De même, les autrices recommandent que les structures soutiennent les jeunes dans leur recherche d’apprentissage, que du temps de travail leur soit libéré pour le faire, et qu’ils et elles soient guidé·e·s vers un service d’orientation scolaire et professionnel dès la décision de non-engagement prise. Ces pratiques éviteraient qu’ils et elles ne se trouvent sans solution à la rentrée. Pour assurer la traçabilité des procédés, il est également conseillé de monitorer les situations de ces personnes. Enfin, la communication à ce sujet devrait être développée, afin de sensibiliser les jeunes et leurs familles à la problématique et aux enjeux.
Cette recherche a encore souligné que 76% des lieux d’accueil extra-scolaire ne forment pas d’apprenti·e·s, alors que ce secteur pourrait représenter une manne de nouvelles entreprises formatrices. Néanmoins, cela n’est pas toujours possible, le niveau de formation des intervenant·e·s et le nombre d’heures d’ouverture ne répondant pas aux exigences d’engagement d’un apprenti·e.
Se libérer de la dépendance aux stagiaires
Il ressort de cette recherche que les directives relatives aux quotas d’encadrement, associées aux faibles capacités financières des structures rendent ces dernières dépendantes de la présence des stagiaires majeur·e·s pour leur bon fonctionnement, bloquant par là même l’entrée en formation des jeunes directement à la fin de l’école obligatoire. Ceci représente un frein à la visée formatrice du stage et au désir des structures de transmettre le métier d’assistant·e socio-éducatif·ve, les poussant à engager des stagiaires pour des raisons financières plutôt que dans une perspective de formation.

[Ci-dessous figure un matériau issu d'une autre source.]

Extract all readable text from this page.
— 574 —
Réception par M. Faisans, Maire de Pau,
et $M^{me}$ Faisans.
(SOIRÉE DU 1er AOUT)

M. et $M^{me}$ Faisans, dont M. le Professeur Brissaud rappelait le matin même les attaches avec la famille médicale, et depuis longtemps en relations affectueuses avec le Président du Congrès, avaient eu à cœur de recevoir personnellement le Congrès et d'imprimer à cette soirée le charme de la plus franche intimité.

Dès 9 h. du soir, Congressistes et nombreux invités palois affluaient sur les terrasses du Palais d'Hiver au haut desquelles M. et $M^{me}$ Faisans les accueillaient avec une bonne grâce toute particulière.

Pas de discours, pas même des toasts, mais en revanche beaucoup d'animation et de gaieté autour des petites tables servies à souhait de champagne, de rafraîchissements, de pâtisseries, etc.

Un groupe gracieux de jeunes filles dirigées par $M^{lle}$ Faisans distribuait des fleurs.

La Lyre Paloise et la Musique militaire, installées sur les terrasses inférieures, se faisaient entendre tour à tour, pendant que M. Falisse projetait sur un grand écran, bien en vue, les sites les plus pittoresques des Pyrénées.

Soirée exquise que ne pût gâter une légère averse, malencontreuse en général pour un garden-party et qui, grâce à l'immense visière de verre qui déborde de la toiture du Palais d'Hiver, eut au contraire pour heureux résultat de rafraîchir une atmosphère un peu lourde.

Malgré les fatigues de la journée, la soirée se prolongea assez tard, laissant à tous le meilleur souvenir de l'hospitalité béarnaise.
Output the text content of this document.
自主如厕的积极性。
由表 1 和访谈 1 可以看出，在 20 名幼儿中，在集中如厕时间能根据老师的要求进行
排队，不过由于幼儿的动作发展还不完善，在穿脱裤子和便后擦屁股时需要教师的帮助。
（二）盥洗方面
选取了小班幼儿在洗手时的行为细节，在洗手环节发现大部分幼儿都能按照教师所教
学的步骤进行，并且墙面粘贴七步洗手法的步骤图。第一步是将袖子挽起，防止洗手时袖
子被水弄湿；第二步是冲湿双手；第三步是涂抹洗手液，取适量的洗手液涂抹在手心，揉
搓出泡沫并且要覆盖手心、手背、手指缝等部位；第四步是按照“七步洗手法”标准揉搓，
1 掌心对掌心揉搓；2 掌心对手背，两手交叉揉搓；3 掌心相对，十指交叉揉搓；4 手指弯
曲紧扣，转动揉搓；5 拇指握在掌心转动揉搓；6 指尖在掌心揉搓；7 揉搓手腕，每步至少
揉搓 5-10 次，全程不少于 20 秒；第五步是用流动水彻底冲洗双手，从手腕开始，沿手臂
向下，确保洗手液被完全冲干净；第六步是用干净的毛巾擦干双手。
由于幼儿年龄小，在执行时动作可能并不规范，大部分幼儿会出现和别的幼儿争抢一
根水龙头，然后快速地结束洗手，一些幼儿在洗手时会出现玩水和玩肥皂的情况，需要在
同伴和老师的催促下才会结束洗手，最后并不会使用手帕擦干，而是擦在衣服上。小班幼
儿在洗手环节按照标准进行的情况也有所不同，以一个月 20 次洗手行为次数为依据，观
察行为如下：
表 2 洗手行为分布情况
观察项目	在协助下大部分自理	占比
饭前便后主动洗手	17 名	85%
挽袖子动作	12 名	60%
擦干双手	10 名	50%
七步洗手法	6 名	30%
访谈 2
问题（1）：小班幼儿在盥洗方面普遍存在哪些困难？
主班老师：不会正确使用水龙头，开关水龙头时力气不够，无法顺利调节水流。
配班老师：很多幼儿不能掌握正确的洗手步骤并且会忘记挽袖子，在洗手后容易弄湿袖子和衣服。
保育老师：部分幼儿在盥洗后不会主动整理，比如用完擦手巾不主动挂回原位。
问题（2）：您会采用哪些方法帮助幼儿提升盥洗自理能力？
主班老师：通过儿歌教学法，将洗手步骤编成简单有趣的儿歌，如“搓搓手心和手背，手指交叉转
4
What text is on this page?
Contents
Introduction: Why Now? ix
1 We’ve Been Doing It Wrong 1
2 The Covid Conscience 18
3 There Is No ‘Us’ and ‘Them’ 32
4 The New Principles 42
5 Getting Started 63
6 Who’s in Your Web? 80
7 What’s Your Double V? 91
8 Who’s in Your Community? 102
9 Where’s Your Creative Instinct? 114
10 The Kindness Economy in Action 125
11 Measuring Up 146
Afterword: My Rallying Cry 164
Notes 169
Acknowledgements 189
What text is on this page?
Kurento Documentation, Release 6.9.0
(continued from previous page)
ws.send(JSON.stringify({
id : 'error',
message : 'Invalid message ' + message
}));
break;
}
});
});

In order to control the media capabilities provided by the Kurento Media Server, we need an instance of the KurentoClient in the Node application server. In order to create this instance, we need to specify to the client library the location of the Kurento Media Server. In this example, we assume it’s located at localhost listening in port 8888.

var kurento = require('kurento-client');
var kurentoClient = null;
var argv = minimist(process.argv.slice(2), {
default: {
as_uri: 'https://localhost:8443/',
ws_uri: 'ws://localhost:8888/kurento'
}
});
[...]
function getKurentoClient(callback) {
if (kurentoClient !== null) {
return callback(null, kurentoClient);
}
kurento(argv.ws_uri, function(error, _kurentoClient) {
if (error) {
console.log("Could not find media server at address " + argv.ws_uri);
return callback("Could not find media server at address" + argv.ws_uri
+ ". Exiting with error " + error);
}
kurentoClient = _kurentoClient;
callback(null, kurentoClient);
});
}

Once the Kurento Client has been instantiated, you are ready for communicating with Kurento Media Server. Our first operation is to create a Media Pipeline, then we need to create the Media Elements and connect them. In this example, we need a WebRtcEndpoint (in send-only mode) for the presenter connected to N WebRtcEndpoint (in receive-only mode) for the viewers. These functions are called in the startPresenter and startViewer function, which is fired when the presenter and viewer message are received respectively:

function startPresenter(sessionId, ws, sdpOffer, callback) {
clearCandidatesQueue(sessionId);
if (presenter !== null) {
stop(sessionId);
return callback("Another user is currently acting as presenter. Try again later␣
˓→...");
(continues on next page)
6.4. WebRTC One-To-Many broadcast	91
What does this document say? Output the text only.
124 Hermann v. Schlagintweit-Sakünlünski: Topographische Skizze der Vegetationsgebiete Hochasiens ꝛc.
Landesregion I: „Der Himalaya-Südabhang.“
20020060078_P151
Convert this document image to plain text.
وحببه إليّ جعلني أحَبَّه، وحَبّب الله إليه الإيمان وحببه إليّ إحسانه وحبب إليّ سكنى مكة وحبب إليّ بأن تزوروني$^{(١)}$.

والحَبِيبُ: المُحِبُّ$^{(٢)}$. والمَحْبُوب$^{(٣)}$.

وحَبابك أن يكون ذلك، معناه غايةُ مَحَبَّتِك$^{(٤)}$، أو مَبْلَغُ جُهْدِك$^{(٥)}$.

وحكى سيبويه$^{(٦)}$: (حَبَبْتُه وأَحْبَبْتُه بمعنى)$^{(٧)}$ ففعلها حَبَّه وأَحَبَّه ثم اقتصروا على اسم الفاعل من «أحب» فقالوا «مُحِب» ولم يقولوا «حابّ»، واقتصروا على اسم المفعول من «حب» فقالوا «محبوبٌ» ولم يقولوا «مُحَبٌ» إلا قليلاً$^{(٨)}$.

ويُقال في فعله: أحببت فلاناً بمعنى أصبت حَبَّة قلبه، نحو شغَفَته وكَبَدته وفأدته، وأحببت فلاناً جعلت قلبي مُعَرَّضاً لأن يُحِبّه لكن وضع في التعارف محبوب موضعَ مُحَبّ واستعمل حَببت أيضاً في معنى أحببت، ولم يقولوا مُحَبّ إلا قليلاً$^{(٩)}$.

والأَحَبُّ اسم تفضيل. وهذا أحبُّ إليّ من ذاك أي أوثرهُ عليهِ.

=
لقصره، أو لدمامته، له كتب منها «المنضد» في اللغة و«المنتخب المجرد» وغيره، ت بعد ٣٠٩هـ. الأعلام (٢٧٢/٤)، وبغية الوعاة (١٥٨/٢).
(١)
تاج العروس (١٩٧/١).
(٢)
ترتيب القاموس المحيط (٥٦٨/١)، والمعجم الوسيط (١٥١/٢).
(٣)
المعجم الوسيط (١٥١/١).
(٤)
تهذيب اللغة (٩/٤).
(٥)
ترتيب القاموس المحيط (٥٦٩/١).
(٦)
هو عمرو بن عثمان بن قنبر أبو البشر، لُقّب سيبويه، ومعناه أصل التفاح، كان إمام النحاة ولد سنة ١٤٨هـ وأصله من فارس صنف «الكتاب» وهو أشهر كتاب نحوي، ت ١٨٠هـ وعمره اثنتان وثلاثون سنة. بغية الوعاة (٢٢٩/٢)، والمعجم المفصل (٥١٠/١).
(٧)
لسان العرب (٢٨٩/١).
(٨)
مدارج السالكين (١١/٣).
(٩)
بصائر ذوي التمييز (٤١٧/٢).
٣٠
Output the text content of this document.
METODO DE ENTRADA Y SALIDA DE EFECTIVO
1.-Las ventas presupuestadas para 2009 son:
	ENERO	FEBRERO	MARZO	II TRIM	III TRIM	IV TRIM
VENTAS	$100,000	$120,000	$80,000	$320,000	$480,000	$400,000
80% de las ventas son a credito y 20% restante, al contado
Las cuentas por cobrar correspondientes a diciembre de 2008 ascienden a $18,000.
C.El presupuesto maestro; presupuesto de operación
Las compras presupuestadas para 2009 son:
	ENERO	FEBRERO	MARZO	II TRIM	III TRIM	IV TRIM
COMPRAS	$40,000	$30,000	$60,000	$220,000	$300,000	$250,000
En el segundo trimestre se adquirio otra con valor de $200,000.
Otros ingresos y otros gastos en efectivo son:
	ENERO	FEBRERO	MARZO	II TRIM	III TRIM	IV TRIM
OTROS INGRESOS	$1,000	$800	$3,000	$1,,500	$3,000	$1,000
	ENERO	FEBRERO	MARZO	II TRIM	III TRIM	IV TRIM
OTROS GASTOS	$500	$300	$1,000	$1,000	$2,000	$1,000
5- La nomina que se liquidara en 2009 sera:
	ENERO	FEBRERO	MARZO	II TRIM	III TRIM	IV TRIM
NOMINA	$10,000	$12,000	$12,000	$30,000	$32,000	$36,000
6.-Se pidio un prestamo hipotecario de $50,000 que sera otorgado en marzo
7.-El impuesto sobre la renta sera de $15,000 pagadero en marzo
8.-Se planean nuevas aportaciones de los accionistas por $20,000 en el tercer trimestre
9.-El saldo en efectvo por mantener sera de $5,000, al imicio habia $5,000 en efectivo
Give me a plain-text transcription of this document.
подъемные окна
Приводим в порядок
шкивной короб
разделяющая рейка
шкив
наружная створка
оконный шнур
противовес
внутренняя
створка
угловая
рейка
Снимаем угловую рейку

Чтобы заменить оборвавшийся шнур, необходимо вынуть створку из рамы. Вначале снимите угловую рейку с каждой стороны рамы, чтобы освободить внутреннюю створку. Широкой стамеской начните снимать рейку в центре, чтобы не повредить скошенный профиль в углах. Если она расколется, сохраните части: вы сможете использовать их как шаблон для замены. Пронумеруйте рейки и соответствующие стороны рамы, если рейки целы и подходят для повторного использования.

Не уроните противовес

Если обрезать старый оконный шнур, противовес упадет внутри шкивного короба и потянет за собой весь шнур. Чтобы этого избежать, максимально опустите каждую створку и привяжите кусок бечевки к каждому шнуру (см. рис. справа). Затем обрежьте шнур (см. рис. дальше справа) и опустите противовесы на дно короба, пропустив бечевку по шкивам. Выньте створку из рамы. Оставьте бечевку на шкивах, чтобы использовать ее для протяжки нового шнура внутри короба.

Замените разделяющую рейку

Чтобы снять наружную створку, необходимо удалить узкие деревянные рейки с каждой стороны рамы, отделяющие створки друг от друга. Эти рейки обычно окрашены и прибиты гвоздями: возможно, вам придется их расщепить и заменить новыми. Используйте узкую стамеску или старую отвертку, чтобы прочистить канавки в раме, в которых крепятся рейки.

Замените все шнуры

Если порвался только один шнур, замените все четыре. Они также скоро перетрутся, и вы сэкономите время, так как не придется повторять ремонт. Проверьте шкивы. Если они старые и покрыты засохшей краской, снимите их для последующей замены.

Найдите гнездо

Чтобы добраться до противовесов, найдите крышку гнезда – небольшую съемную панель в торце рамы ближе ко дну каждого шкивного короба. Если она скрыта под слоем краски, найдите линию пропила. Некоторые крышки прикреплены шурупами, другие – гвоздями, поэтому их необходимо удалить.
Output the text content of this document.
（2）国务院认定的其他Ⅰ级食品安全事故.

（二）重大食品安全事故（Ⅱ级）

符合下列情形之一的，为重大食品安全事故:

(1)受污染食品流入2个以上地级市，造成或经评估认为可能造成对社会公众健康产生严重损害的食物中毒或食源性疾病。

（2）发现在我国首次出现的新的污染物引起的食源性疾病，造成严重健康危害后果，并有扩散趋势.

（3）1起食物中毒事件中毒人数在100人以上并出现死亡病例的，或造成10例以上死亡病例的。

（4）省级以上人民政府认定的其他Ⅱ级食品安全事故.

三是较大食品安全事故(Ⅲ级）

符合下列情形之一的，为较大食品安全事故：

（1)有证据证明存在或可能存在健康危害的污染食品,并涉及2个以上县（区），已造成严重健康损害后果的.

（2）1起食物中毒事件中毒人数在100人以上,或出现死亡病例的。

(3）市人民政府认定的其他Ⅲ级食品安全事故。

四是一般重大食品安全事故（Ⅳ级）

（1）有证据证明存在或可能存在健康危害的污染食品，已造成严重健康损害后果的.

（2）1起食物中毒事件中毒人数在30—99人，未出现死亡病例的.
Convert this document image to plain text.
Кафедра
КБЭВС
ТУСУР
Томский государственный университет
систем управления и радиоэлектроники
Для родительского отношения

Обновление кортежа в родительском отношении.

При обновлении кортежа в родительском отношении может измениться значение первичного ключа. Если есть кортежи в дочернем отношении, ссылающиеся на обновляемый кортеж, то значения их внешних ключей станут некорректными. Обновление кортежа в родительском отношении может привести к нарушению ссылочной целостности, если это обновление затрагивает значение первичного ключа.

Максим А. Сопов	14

Ce biais structurel a également une incidence sur la qualité de l’accueil des enfants et des suivis des stagiaires, les professionnel·le·s qui les supervisent ne disposant pas forcément du temps de travail payé ou prévu pour les encadrer.
La nécessité que les structures puissent maintenir leurs services sans l’intervention des stagiaires est une problématique connue de longue date. Néanmoins, un tel changement structurel nécessite des subventions. En effet, comme le précise Kibesuisse [3], lorsque les stagiaires sont remplacé·e·s par du personnel formé, les coûts augmentent de 20% au minimum. De ce fait, l’intervention des pouvoirs publics s’avère nécessaire.
Les différentes recommandations émises exigent notamment des modifications de normes, de directives cantonales et impliquent une pluralité d’acteurs. Pour cette raison, les autrices ont proposé de créer un groupe de travail afin d’approfondir ces recommandations.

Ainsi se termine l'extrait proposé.